In 2006, Fisher bought a small grinder. At that time, it took the company about two months to make a load of PVC regrind for shipment. He recalls that the first load the company produced was rejected because of materials in the load that the buyer didn’t want.
“They were very gracious about it,” Fisher says. “They kept the material and still paid us for some of it.”
That didn’t deter Fisher one bit. “We just kept going and getting our quality better,” he says.
Last year, Shermans Valley Recycling processed 4.5 million pounds of PVC.
It was through plastics recycling that Fisher got the idea to start recycling vinyl siding. He saw an ad in a plastics magazine that read, “Vinyl siding regrinds wanted,” and he says he thought, “We have a lot of contractors around here that don’t know what to do with their siding. That might be something to check into.”
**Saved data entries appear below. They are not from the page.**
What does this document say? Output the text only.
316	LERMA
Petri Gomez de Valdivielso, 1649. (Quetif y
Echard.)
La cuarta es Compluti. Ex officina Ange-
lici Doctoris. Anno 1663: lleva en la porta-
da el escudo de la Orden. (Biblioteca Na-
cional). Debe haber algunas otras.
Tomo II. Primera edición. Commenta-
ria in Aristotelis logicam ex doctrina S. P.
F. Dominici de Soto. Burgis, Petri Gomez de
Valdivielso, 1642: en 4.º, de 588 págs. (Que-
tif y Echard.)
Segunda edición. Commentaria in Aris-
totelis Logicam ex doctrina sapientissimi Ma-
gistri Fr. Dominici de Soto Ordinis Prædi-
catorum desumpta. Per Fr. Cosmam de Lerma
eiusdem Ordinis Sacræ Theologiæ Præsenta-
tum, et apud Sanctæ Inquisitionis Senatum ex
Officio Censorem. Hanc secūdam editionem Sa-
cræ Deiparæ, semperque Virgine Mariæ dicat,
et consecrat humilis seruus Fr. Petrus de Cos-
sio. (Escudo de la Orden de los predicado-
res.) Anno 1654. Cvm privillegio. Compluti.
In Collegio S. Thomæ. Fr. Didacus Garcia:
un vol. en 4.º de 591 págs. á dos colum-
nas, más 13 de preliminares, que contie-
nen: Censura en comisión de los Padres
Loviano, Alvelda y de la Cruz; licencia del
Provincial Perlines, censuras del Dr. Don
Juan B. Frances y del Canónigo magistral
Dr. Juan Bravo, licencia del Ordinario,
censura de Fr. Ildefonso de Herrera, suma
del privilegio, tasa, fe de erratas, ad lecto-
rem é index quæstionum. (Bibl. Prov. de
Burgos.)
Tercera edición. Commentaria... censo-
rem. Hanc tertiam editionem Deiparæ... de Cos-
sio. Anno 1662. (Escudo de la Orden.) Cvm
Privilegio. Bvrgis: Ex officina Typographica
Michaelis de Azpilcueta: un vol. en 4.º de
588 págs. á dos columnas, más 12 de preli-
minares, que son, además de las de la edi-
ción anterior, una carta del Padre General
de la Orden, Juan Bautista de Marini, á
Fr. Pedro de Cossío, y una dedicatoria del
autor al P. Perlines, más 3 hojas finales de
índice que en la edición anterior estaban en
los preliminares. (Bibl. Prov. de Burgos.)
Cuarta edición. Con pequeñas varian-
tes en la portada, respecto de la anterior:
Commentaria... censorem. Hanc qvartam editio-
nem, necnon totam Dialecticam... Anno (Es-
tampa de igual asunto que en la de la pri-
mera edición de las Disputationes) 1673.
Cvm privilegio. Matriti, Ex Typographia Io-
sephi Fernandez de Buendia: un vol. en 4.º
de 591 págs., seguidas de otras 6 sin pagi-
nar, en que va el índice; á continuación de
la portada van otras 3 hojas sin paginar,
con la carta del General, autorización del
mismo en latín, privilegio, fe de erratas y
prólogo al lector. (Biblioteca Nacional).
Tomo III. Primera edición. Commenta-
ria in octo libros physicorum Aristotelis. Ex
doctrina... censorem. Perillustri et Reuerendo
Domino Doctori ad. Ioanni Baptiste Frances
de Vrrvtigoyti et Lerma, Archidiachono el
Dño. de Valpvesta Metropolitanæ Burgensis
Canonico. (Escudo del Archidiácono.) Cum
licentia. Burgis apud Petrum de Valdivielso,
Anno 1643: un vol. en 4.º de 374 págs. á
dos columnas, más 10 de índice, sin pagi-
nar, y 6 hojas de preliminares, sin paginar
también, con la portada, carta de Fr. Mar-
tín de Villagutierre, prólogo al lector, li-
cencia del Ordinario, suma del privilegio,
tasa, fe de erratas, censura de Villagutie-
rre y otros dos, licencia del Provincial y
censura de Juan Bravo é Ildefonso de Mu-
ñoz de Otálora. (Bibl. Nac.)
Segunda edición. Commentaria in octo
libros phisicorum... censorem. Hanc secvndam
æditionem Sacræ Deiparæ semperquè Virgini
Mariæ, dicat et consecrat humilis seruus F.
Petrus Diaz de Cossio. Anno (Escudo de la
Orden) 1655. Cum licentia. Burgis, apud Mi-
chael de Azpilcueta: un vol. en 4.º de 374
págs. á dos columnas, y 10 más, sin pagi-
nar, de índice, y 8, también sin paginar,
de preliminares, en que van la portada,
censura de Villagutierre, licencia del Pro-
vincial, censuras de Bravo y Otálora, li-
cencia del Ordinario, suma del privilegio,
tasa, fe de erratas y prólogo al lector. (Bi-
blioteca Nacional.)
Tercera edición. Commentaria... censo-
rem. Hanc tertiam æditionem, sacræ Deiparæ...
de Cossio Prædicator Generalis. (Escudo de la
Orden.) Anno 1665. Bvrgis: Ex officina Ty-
A company in Maryland helped Shermans Valley Recycling get off the ground with recycling vinyl siding. The businessman Fisher made contact with told him what material to buy and what equipment was needed. “We are still good friends today,” Fisher says.
The challenge has been obtaining enough material to make it work.
“There were times I wanted to just quit,” says Fisher. But he didn’t. In 2010, he brought on a partner in the business, Elam Stoltzfus, who also is a relative.
In addition to the loads Shermans Valley Recycling receives from C&D processors and contractors along the East Coast, the company has 34 10-yard roll-off containers placed within a 50-mile radius of the facility for vinyl siding.
The company also keeps 30-yard roll-off containers at siding distributors in the area. These distributors allow people to bring in used siding at no charge and place it in the containers. The arrangement is a win-win, according to Fisher. “We get the material, and [the distributors] get the new business.”
While there have been ups and downs during the years, Fisher says he has received positive feedback from his customers and he is heartened by it. “A lot of people encourage us and say ‘thank you for doing what you are doing.’”
Fisher is grateful to his vendors as well. “Without them, we wouldn’t be in business,” he says. He also says he receives a lot of business from vendor recommendations. “I’m so amazed at some of the companies that call,” he says. “That’s rewarding to me because it tells me they are happy with the service.”
Of his business dealings Fisher says, “We want to pay a fair price for good quality material and treat our vendors and our customers like we would want to be treated.”
Looking back on how his career has unfolded, Fisher says, “It was a big let-down when I could no longer work for that company, and a couple guys told me, ‘Sam just keep going. Someday you might be in something that is a whole lot better.’” He wasn’t sure he agreed with them at the time. “Years later,” he says, “I see that maybe this is something that will work out.”
Fisher concludes by saying, “I thank the Lord for what he has provided so far. I feel very blessed for all the people that we are working with through C&D recycling.”